Ia meninggalkan dunia dengan warisan penuh kepedulian, kerendahan hati, dan perjuangan tanpa henti bagi keadilan sosial.
Sosok revolusioner dalam sejarah Vatikan ini dikenal luas sebagai paus pertama dari Amerika Latin, yang kerap berdiri di sisi mereka yang terpinggirkan.
Sepanjang masa kepemimpinannya, Paus Fransiskus konsisten menyuarakan kritik terhadap ketimpangan ekonomi, dampak kapitalisme, serta bahaya perubahan iklim.
Meski pujian datang dari berbagai penjuru dunia, tak sedikit pula kelompok konservatif di dalam Gereja yang merasa terguncang oleh keberanian dan pandangan progresifnya.
Di matanya, Gereja harus berpihak pada kaum lemah dan menjadi suara moral bagi dunia yang terpecah.

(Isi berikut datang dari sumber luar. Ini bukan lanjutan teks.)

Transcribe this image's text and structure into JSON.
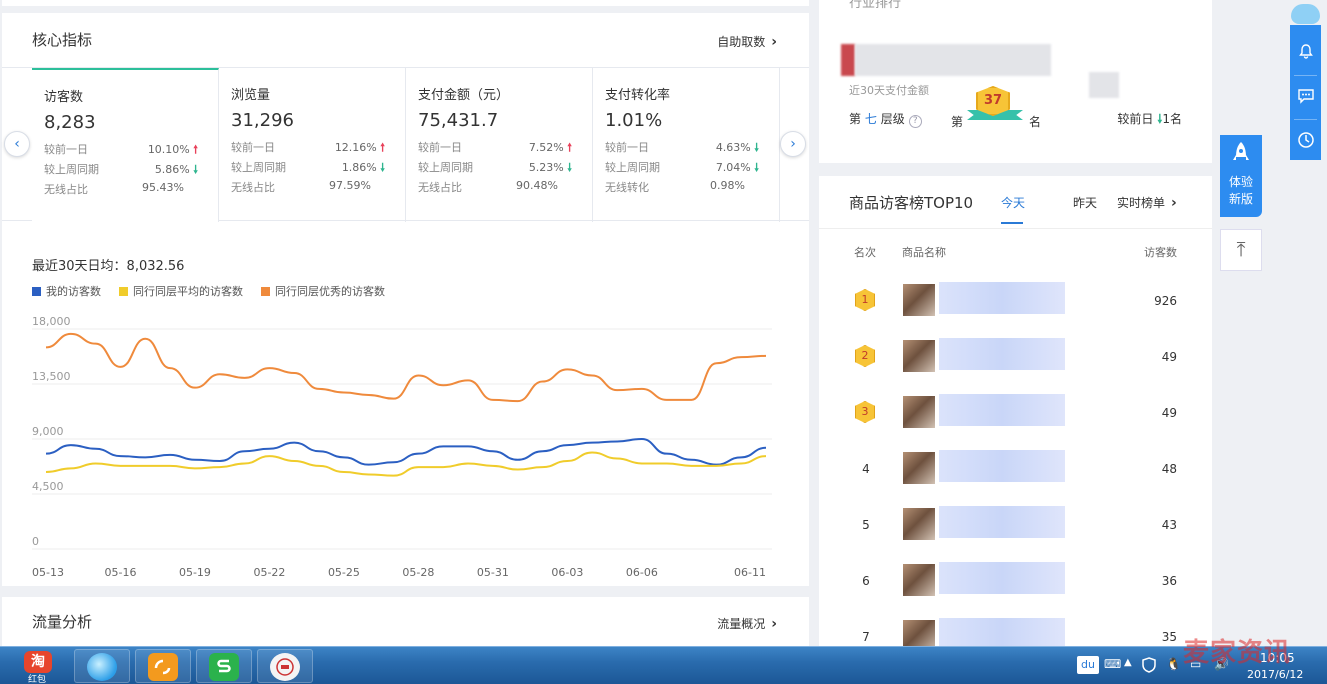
{
  "core": {
    "title": "核心指标",
    "self_fetch": "自助取数",
    "metrics": [
      {
        "label": "访客数",
        "value": "8,283",
        "rows": [
          {
            "label": "较前一日",
            "value": "10.10%",
            "trend": "up"
          },
          {
            "label": "较上周同期",
            "value": "5.86%",
            "trend": "down"
          },
          {
            "label": "无线占比",
            "value": "95.43%",
            "trend": ""
          }
        ]
      },
      {
        "label": "浏览量",
        "value": "31,296",
        "rows": [
          {
            "label": "较前一日",
            "value": "12.16%",
            "trend": "up"
          },
          {
            "label": "较上周同期",
            "value": "1.86%",
            "trend": "down"
          },
          {
            "label": "无线占比",
            "value": "97.59%",
            "trend": ""
          }
        ]
      },
      {
        "label": "支付金额（元）",
        "value": "75,431.7",
        "rows": [
          {
            "label": "较前一日",
            "value": "7.52%",
            "trend": "up"
          },
          {
            "label": "较上周同期",
            "value": "5.23%",
            "trend": "down"
          },
          {
            "label": "无线占比",
            "value": "90.48%",
            "trend": ""
          }
        ]
      },
      {
        "label": "支付转化率",
        "value": "1.01%",
        "rows": [
          {
            "label": "较前一日",
            "value": "4.63%",
            "trend": "down"
          },
          {
            "label": "较上周同期",
            "value": "7.04%",
            "trend": "down"
          },
          {
            "label": "无线转化",
            "value": "0.98%",
            "trend": ""
          }
        ]
      }
    ],
    "avg_text": "最近30天日均：8,032.56",
    "legend": [
      {
        "name": "我的访客数",
        "color": "#2b5fc2"
      },
      {
        "name": "同行同层平均的访客数",
        "color": "#f0cc2b"
      },
      {
        "name": "同行同层优秀的访客数",
        "color": "#ef8a3c"
      }
    ]
  },
  "chart_data": {
    "type": "line",
    "x": [
      "05-13",
      "05-14",
      "05-15",
      "05-16",
      "05-17",
      "05-18",
      "05-19",
      "05-20",
      "05-21",
      "05-22",
      "05-23",
      "05-24",
      "05-25",
      "05-26",
      "05-27",
      "05-28",
      "05-29",
      "05-30",
      "05-31",
      "06-01",
      "06-02",
      "06-03",
      "06-04",
      "06-05",
      "06-06",
      "06-07",
      "06-08",
      "06-09",
      "06-10",
      "06-11"
    ],
    "xticks": [
      "05-13",
      "05-16",
      "05-19",
      "05-22",
      "05-25",
      "05-28",
      "05-31",
      "06-03",
      "06-06",
      "06-11"
    ],
    "yticks": [
      "0",
      "4,500",
      "9,000",
      "13,500",
      "18,000"
    ],
    "ylim": [
      0,
      18000
    ],
    "series": [
      {
        "name": "我的访客数",
        "color": "#2b5fc2",
        "values": [
          7800,
          8500,
          8200,
          7600,
          7500,
          7700,
          7300,
          7200,
          8000,
          8200,
          8700,
          8000,
          7500,
          6900,
          7100,
          7800,
          8400,
          8400,
          8000,
          7300,
          8000,
          8500,
          8700,
          8800,
          9000,
          7800,
          7300,
          6900,
          7500,
          8283
        ]
      },
      {
        "name": "同行同层平均的访客数",
        "color": "#f0cc2b",
        "values": [
          6300,
          6600,
          7000,
          6800,
          6800,
          6800,
          6600,
          6700,
          7000,
          7600,
          7200,
          6800,
          6300,
          6100,
          6000,
          6700,
          6700,
          7000,
          6800,
          6500,
          6700,
          7200,
          7900,
          7400,
          7000,
          7000,
          6800,
          6800,
          7000,
          7600
        ]
      },
      {
        "name": "同行同层优秀的访客数",
        "color": "#ef8a3c",
        "values": [
          16500,
          17600,
          16800,
          14900,
          17200,
          14800,
          13200,
          14300,
          14000,
          14800,
          14400,
          13100,
          12800,
          12600,
          12300,
          14200,
          13400,
          13800,
          12200,
          12100,
          13700,
          14700,
          14200,
          13000,
          13100,
          12200,
          12200,
          15200,
          15700,
          15800
        ]
      }
    ]
  },
  "traffic": {
    "title": "流量分析",
    "link": "流量概况"
  },
  "rank": {
    "head_cut": "行业排行",
    "sub": "近30天支付金额",
    "level_prefix": "第",
    "level_value": "七",
    "level_suffix": "层级",
    "rank_di": "第",
    "rank_number": "37",
    "rank_ming": "名",
    "prev_label": "较前日",
    "prev_value": "1名"
  },
  "top10": {
    "title": "商品访客榜TOP10",
    "tabs": [
      "今天",
      "昨天"
    ],
    "realtime": "实时榜单",
    "headers": {
      "rank": "名次",
      "name": "商品名称",
      "visitors": "访客数"
    },
    "rows": [
      {
        "rank": "1",
        "visitors": "926"
      },
      {
        "rank": "2",
        "visitors": "49"
      },
      {
        "rank": "3",
        "visitors": "49"
      },
      {
        "rank": "4",
        "visitors": "48"
      },
      {
        "rank": "5",
        "visitors": "43"
      },
      {
        "rank": "6",
        "visitors": "36"
      },
      {
        "rank": "7",
        "visitors": "35"
      }
    ]
  },
  "side": {
    "trial_line1": "体验",
    "trial_line2": "新版"
  },
  "taskbar": {
    "app1_label": "淘",
    "app1_sub": "红包",
    "time": "10:05",
    "date": "2017/6/12",
    "du": "du"
  },
  "watermark": "麦家资讯"
}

“Pukul 07.35 pagi ini, Uskup Roma, Fransiskus, kembali ke rumah Bapa. Seluruh hidupnya didedikasikan untuk melayani Tuhan dan Gereja-Nya,” kata Kardinal Kevin Ferrell, camerlengo Vatikan, dalam pengumuman resminya yang menggema penuh duka dari Basilika Santo Petrus.

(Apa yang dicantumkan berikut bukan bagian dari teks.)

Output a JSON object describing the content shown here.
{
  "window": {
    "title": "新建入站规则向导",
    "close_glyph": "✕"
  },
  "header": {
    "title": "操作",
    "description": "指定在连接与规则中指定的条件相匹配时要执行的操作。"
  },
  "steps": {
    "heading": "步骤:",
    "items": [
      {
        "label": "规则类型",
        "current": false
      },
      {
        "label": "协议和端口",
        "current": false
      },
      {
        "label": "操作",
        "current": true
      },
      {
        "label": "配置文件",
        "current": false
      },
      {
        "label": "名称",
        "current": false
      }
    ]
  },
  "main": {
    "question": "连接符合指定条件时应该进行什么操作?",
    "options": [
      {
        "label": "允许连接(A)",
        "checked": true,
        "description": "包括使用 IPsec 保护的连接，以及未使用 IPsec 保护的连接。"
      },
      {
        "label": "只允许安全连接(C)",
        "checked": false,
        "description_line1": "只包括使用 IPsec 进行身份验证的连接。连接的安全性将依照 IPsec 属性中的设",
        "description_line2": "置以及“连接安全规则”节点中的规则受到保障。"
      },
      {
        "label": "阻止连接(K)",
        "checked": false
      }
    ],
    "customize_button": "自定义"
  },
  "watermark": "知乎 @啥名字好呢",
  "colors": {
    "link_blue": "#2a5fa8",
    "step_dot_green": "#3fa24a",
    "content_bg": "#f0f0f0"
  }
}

Dalam beberapa bulan terakhir, kesehatan Paus Fransiskus menurun drastis.
Ia menderita penyakit paru-paru kronis dan tercatat pernah kehilangan sebagian organ paru-parunya sejak muda.

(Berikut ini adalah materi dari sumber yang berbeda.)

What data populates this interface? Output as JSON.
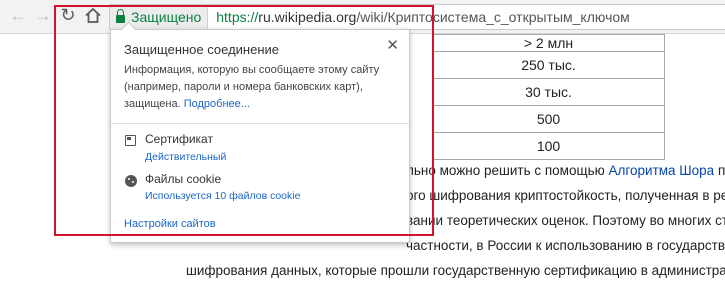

Pada 14 Februari 2025, ia dilarikan ke Rumah Sakit Gemelli karena gangguan pernapasan yang berkembang menjadi pneumonia ganda.
Selama 38 hari dirawat intensif—masa rawat terpanjang sepanjang dua belas tahun kepemimpinannya—Vatikan terus mengikuti perkembangan kesehatannya dengan cemas.
Meninggalnya Paus Fransiskus bukan hanya menjadi kehilangan besar bagi umat Katolik, tetapi juga bagi komunitas internasional yang melihatnya sebagai simbol moralitas, kesederhanaan, dan perjuangan untuk dunia yang lebih adil.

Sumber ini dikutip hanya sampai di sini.